As an application of this base-induced and -directed rearrangement the total synthesis of the guaiane sesquiterpene ( + )-5- epi -nardol 26 is described in Chapter 4. In Chapter 5 the selective introduction of a double bond at the C(6)-C(7) position in the hydronaphthalene system is described.

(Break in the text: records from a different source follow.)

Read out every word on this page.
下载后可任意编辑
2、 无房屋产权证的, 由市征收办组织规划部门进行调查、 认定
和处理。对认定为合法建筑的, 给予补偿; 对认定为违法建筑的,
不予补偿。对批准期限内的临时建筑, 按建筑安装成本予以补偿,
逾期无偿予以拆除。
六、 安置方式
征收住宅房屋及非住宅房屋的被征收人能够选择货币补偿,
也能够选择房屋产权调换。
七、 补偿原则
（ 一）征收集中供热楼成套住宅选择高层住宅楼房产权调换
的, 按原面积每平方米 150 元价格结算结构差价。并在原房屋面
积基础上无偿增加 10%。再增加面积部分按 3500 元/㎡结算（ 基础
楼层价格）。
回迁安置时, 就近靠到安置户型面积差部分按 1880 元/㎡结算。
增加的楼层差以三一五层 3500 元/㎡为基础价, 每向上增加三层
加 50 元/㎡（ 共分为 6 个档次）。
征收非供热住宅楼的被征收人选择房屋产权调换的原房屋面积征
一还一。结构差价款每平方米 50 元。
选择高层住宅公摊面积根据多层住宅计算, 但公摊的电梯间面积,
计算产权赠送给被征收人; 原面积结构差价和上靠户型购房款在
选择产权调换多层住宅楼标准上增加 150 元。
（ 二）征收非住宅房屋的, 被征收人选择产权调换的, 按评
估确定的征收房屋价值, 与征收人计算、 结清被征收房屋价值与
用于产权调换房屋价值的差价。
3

Compound 27 was formed selectively by treatment of both the axial mesylate 173 and the equatorial mesylate 180 with sodium tert -amylate in refluxing toluene. The mechanism proposed for this base-induced and -directed elimination bears strong resemblance with the one proposed for the rearrangement. The hydroxyl group at C(4). is deprotonated by the base and the thereby formed alkoxide induces the heterolysis of the mesylate ester bond. By abstraction of the C(6) proton, the alkoxide C(4). then directs the reaction to the selective formation of 27 . Apart from proton abstraction also homofragmentation was found to take place in the equatorial mesylate 180 , thereby reducing the yield of 27 . By increasing the sodium tert-amylate concentration this homofragmentation could be suppressed.
In Chapter 6 the total synthesis of the (±)-alloaromadendrane-4,10-diols 28 and 29 is described. The C(6)-C(7) double bond of 27 was used for the annulation of the cyclo propane ring. Selective epoxidation of the C(10)-C(15) double bond in the rearranged product 186 , followed by reduction gave 28 . Inversion of the stereochemistry at C(4). by dehydration of 186 . selective epoxidation and reduction resulted in the natural product 29 . In Chapter 7, studies towards a 6α,7β-lactone ring and (±)-alismol. and the synthesis of ( + )-oplodiol are described.